I found two papers that report on experiments that take Amazon EC-2 as IT fabric and deploy compute intensive workloads on them. They compare these results to the performance obtained from on-premise clusters that include best-known practices for compute intensive workloads. The first paper uses the NAS benchmarks to get a broad sampling of high-performance computing workloads on the EC-2 cloud. They use the high-performance instances of Amazon and compare them to similar processor gear in a cluster at NCSA. The IT gear details are shown in the following table:
|EC-2 High-CPU Cluster||NCSA Cluster|
|Compute Node||7GB memory, 4 cores per socket, 2 sockets per server, 2.33GHz Xeon, 1600GB storage||8GB memory, 4 cores per socket, 2 sockets per server, 2.33GHz Xeon, 73GB storage|
|Network Interconnect||Specific Interconnect technology unknown||Infiniband network|
The NAS Parallel Benchmarks are a widely used set of programs designed to evaluate the performance of high performance computing systems. The suite mimics critical computation and data movement patterns important for compute intensive workloads.
Clearly, when the workload is confined to a single server the difference between the two compute environments is limited to the virtualization technology used and effective available memory. In this experiment the difference between Amazon EC-2 and a best-known practice cluster is between 10-20% in favor of a non-virtualized server.
However, when the workload needs to reach across the network to other servers to complete its task the performance difference is striking, as is shown in the following figure.
Figure 1: NPB-MPI runtimes on 32 cores (= 4 dual socketed servers)
The performance difference ranges from 2x to 10x in favor of a optimized high-performance cluster. Effectively, Amazon is ten times more expensive to operate than if you had your own optimized equipment.
The second paper talks to the cost adder of using cloud computing IT infrastructure for compute intensive workloads. In this experiment, they use a common workload to measure the performance of a supercomputer, HPL, which is an acronym for High Performance LINPACK. HPL is relatively kind to a cluster in the sense that it does not tax the interconnect bandwidth/latency much as compared to other compute intensive workloads such as optimization, information retrieval, or web indexing. The experiment measures the average floating point operations (FLOPS) obtained divided by the average compute time used. This experiments shows an exponential decrease in performance with respect to dollar cost of the clusters. This implies that if we double the cluster size the FLOPS/sec for money spent does down.
The first paper has a wonderful graph that explains what is causing this weak scaling result.

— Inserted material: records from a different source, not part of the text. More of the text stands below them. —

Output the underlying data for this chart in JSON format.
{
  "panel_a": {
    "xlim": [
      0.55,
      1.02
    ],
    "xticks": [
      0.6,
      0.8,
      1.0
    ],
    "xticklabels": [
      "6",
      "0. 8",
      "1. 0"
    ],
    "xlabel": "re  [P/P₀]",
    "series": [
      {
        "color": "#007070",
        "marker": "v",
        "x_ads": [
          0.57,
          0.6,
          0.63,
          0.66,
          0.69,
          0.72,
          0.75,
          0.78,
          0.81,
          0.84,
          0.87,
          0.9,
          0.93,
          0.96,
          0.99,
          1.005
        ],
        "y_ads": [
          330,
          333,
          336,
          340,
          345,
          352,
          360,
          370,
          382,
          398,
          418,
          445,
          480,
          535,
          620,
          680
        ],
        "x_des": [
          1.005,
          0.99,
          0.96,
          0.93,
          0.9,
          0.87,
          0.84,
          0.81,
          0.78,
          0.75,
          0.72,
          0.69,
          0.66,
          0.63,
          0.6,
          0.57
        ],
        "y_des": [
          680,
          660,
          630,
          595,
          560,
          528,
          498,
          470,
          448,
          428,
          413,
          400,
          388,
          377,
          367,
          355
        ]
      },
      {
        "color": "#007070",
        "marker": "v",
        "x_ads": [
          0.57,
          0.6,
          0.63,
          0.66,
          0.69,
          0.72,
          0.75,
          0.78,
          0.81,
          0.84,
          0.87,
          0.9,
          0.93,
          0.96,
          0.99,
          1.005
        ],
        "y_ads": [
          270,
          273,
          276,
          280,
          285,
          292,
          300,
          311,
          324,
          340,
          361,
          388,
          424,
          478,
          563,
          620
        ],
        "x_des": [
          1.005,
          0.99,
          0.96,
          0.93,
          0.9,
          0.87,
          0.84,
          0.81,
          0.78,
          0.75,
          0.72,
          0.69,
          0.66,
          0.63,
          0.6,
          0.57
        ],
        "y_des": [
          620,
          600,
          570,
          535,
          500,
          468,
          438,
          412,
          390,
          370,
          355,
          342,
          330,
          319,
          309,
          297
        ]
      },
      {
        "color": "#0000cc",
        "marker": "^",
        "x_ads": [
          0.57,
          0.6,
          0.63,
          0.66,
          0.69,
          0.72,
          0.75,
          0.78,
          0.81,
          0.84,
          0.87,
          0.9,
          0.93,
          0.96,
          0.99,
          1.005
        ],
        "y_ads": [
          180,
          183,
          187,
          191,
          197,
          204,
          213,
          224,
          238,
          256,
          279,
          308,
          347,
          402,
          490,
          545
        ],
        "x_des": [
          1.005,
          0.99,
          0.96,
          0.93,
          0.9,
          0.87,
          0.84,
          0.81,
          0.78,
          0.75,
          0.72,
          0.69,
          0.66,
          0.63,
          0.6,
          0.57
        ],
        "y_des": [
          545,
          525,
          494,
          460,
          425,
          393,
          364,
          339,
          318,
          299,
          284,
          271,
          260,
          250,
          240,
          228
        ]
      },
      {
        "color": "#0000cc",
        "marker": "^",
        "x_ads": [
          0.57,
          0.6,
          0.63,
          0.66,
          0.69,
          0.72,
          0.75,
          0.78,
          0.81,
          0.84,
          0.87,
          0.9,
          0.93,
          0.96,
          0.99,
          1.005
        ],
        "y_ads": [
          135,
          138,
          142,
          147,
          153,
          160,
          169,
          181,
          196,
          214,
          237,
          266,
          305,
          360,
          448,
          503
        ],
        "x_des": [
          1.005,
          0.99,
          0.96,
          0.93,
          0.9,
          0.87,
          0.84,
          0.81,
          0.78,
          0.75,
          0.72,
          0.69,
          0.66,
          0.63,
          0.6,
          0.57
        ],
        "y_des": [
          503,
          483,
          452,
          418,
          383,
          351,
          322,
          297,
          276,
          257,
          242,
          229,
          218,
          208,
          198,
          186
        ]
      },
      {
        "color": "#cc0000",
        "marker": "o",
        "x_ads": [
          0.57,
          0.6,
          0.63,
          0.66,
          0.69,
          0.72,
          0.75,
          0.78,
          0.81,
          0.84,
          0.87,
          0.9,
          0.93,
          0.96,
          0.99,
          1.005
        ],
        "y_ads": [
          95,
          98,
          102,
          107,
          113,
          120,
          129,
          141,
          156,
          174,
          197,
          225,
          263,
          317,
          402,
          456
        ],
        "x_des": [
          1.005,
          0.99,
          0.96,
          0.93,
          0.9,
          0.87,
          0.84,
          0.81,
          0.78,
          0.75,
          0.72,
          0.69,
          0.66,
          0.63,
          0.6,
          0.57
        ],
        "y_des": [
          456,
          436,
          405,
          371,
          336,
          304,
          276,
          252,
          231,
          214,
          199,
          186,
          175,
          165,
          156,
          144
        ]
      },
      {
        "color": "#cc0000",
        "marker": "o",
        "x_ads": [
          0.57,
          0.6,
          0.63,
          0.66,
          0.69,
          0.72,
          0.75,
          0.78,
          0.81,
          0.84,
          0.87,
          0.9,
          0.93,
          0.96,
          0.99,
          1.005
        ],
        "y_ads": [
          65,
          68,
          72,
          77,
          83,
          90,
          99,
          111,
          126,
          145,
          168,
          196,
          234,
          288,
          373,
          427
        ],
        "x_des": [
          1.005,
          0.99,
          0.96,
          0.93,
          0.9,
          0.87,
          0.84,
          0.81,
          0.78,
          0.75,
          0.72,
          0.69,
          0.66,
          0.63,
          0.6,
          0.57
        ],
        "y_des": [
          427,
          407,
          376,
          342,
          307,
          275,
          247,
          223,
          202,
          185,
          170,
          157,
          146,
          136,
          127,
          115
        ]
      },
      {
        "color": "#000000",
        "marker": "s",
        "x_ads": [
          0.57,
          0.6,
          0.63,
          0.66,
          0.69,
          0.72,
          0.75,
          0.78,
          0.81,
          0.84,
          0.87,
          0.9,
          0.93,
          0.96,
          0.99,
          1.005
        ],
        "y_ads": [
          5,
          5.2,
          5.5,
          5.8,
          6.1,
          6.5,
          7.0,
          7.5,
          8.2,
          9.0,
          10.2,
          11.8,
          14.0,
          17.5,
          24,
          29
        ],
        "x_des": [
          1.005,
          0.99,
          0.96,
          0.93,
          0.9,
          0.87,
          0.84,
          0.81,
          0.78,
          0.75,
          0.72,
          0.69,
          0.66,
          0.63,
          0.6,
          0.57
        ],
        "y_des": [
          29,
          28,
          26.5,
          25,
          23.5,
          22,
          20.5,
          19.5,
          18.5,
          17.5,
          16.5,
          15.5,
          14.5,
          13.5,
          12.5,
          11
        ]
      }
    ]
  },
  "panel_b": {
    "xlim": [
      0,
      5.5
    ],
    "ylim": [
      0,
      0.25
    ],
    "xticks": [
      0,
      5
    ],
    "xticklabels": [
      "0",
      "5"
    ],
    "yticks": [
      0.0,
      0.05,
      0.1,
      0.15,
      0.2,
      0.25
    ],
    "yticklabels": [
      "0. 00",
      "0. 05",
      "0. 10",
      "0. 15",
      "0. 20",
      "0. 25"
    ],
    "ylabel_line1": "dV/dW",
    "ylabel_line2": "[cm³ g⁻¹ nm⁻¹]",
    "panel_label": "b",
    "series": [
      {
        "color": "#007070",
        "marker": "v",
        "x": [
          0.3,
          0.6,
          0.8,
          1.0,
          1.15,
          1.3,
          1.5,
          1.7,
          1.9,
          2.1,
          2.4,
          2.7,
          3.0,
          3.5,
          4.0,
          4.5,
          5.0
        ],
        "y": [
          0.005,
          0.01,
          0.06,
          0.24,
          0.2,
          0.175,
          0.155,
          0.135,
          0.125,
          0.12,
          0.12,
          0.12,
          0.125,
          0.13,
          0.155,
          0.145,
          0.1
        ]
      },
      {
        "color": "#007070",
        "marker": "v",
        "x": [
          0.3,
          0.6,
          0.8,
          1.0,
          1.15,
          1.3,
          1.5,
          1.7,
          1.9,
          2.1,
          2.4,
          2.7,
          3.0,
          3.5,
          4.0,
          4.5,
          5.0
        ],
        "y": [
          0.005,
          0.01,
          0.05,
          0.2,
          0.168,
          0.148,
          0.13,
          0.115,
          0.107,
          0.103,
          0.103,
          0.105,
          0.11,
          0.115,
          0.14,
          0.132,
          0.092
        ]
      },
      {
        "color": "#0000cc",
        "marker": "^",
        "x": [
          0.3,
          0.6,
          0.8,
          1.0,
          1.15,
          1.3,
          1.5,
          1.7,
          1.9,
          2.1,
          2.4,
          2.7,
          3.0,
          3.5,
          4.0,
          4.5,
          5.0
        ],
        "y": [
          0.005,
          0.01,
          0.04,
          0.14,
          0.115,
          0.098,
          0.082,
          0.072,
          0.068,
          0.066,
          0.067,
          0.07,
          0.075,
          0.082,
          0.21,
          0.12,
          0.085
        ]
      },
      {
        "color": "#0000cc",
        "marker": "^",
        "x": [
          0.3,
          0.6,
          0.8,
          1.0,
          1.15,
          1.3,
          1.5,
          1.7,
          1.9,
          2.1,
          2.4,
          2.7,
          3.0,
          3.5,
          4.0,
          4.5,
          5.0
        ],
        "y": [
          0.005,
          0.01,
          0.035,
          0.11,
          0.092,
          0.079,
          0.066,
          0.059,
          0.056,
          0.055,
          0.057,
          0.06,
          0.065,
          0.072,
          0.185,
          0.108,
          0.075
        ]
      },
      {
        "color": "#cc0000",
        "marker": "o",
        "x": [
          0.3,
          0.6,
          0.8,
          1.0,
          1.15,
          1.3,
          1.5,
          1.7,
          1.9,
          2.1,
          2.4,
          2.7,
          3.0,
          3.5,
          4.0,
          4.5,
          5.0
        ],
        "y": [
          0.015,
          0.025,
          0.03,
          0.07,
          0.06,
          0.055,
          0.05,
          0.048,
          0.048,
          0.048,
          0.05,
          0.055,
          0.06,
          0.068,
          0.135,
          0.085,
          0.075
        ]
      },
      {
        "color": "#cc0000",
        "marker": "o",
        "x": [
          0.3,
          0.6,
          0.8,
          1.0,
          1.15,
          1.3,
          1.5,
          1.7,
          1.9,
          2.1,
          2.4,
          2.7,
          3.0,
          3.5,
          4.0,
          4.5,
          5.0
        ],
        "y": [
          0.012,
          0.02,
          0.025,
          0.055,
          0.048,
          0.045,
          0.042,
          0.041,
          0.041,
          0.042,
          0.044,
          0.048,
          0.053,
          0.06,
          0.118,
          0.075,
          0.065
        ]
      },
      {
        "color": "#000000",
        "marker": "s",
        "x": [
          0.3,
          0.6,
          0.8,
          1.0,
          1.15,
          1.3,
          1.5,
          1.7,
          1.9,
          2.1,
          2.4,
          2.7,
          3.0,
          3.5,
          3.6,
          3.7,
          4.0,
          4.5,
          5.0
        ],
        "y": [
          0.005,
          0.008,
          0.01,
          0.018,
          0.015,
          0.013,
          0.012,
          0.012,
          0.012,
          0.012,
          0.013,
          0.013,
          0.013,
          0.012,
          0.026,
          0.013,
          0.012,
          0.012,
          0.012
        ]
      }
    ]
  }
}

This figure shows the bisection bandwidth of the Amazon EC-2 cluster and that of a best-known practice HPC cluster. Bisection bandwidth is the bandwidth between two equal parts of a cluster. It is a measure how well-connected all the servers are to one another. The focus of typical clouds to provide a productive and high margin service pushes them into IT architectures that do not favor interconnect bandwidth between servers. Many clouds are commodity servers connected to a SAN and the bandwidth is allocated to that path, not to bandwidth between servers. And that is opposite to what high performance clusters for compute intensive workloads have evolved to.
This means that for the enterprise class problems, were efficiency of IT equipment is a differentiator to solve the problems at hand, cloud IT infrastructure solutions are not well matched yet. However, for SMBs that are seeking mostly elasticity and on-demand use, cloud solutions still work since there are still monetary benefits to be extracted from deploying compute intensive workloads on Amazon or other clouds.